Ação no centro de Florianópolis em janeiro de 2010

Fotos: Erica Mattos e Diego Fagundes

A cidade deslocada é a cidade análoga. Uma cidade outra, ou melhor, muitas cidades outras, tantas quanto forem os diferentes olhares atuantes sobre sua matéria. O olhar contemporâneo, segundo Brissac Peixoto, já não possui tempo e, conseqüentemente, perdemos a imagem que se transforma em paisagem. Para este autor, a falta de tempo tira das imagens sua particularidade e consistência.

A cidade deslocada é o fruto dessa relação, ao mesmo tempo em que apresenta-se como resistência a esse processo. A cidade deslocada é a cidade aberta, [a caixa aberta] e modificada pela simples, porém poderosa intervenção do nosso olhar.
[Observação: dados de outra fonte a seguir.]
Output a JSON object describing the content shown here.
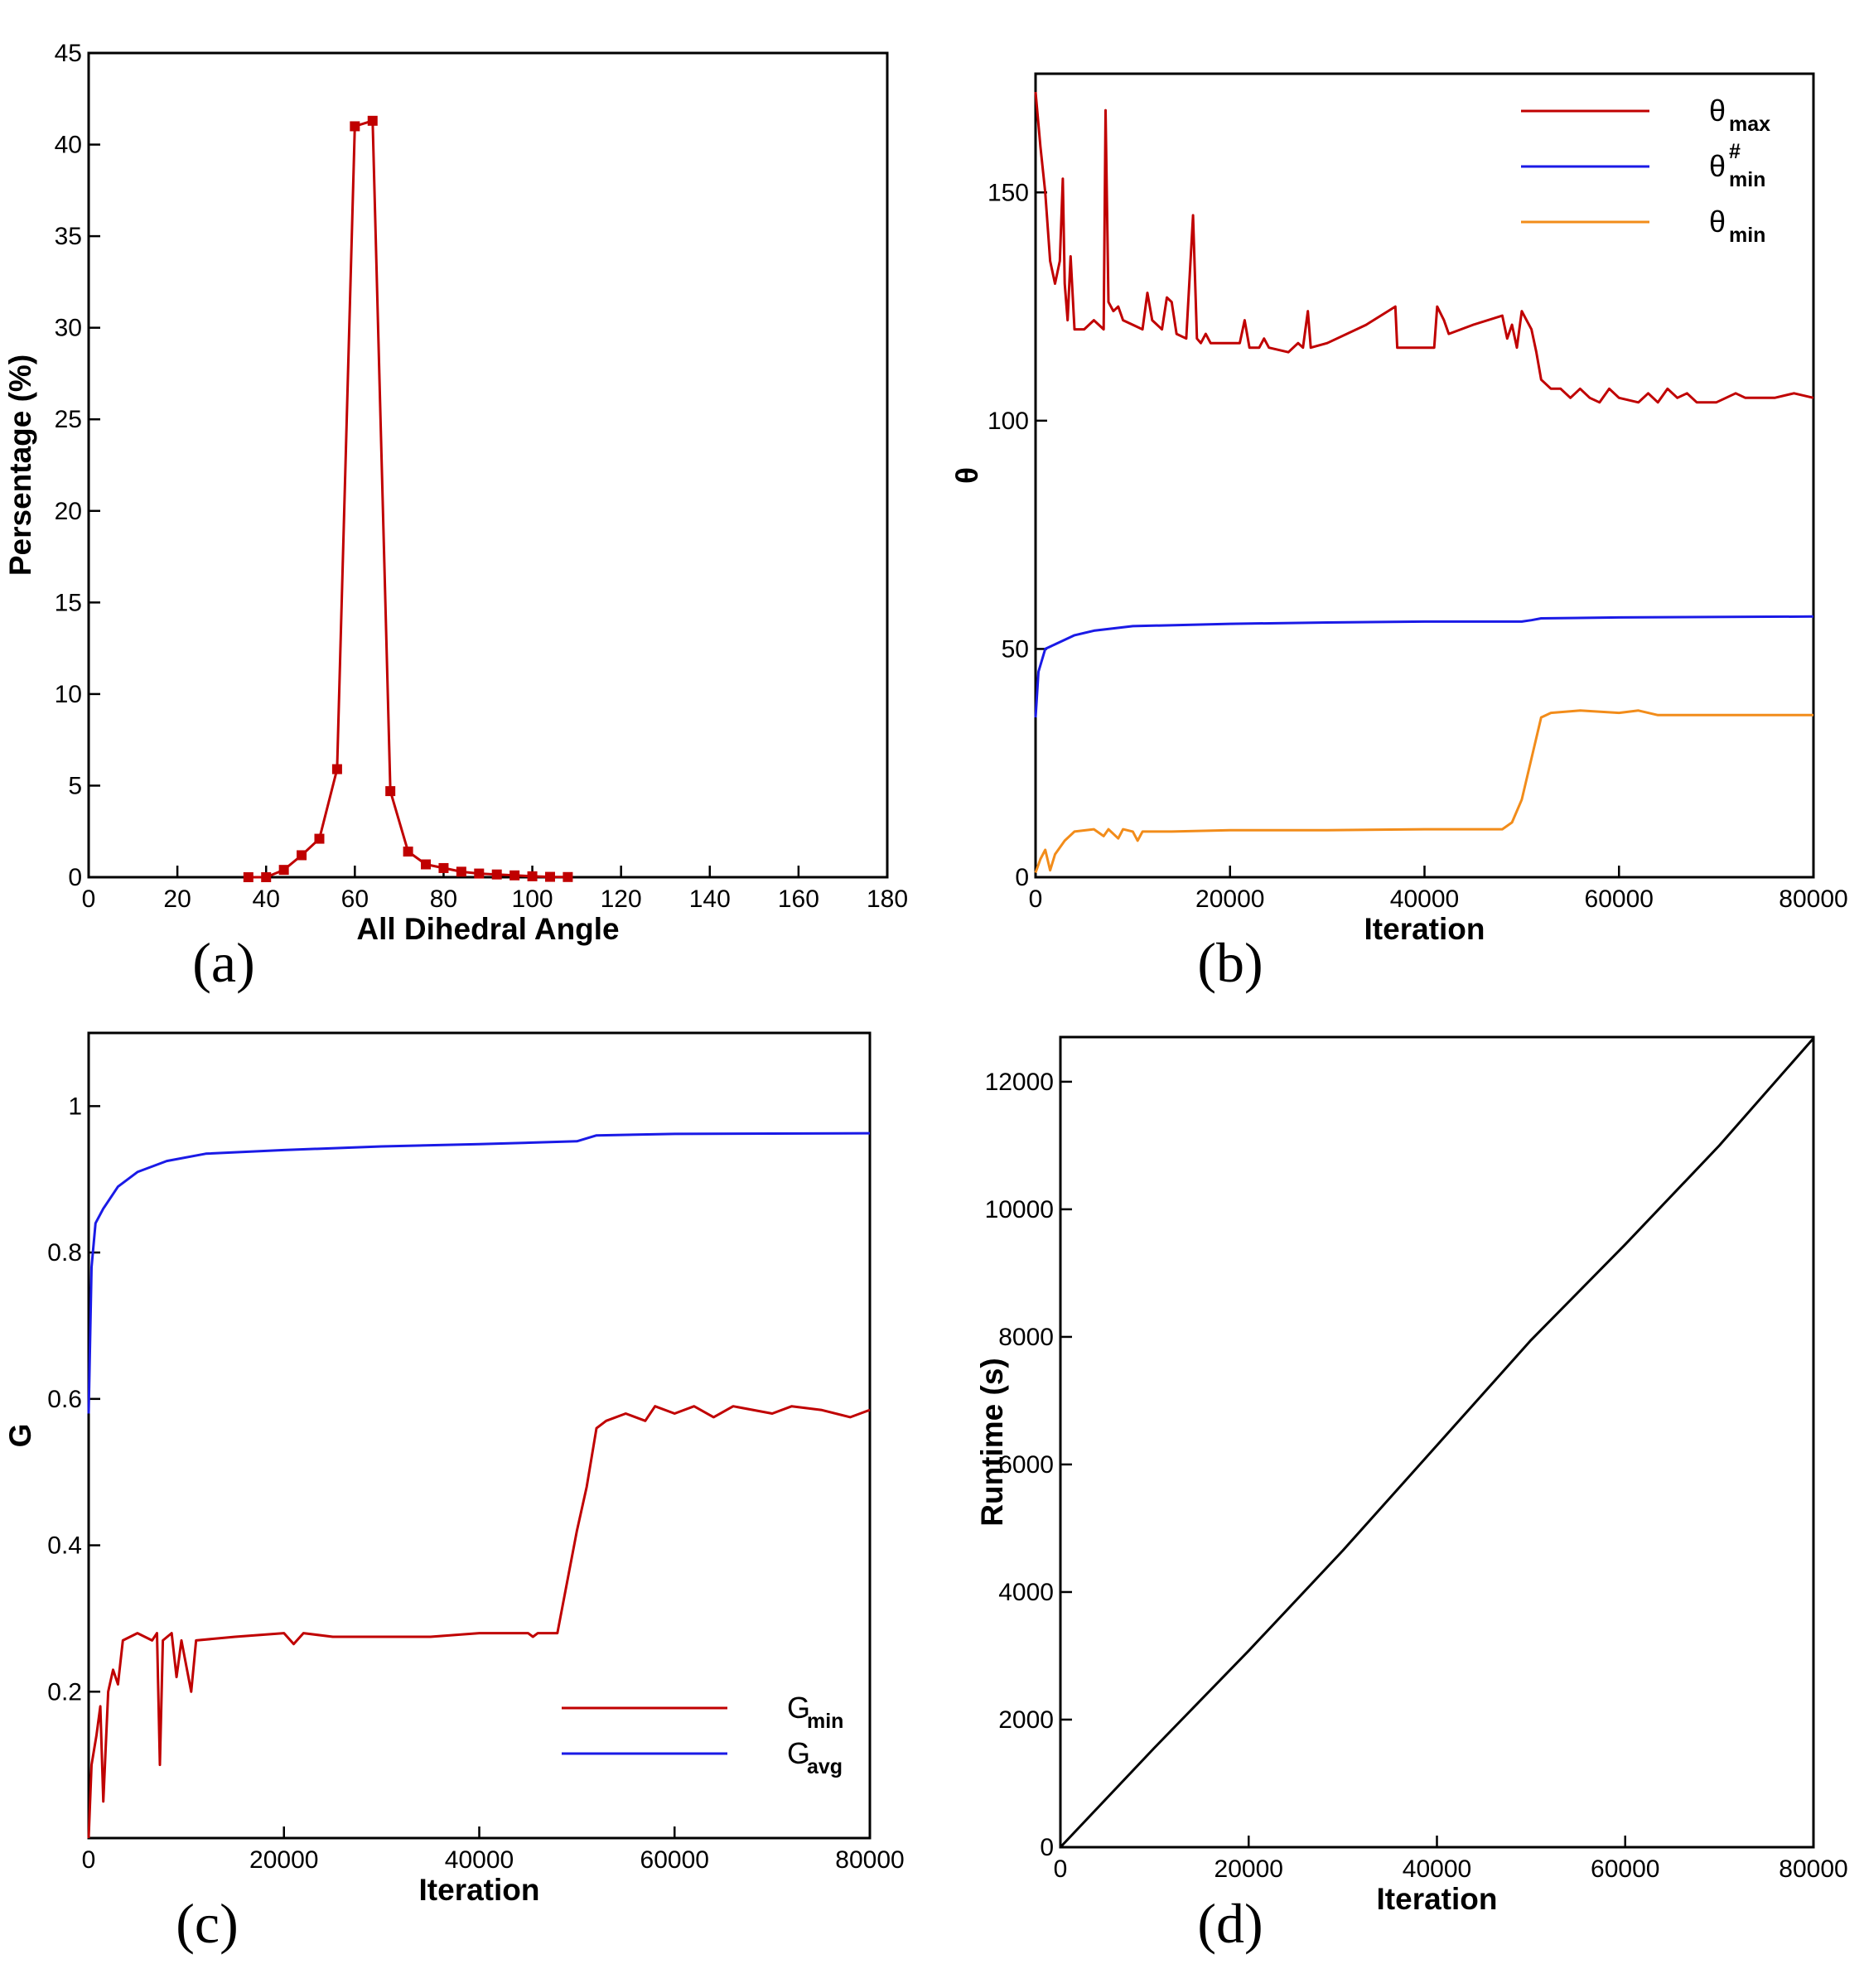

Tempo decorrido, espaço esfacelado, desmontado e reorganizado em cenas do imaginário. Imaginário afetivo e mercantil, a cidade deslocada é a brecha por onde vazam as experiências, onde vai se fixar o olhar aparentemente desatento e distraído do flanêur.
Este ensaio se dá pela fixação de dispositivos mediadores (monóculos) contendo imagens modificadas da cidade contrapondo-as às paisagens reais com o objetivo de provocar um estranhamento da visão/memória dos lugares, uma espécie de jogo dos 7 erros.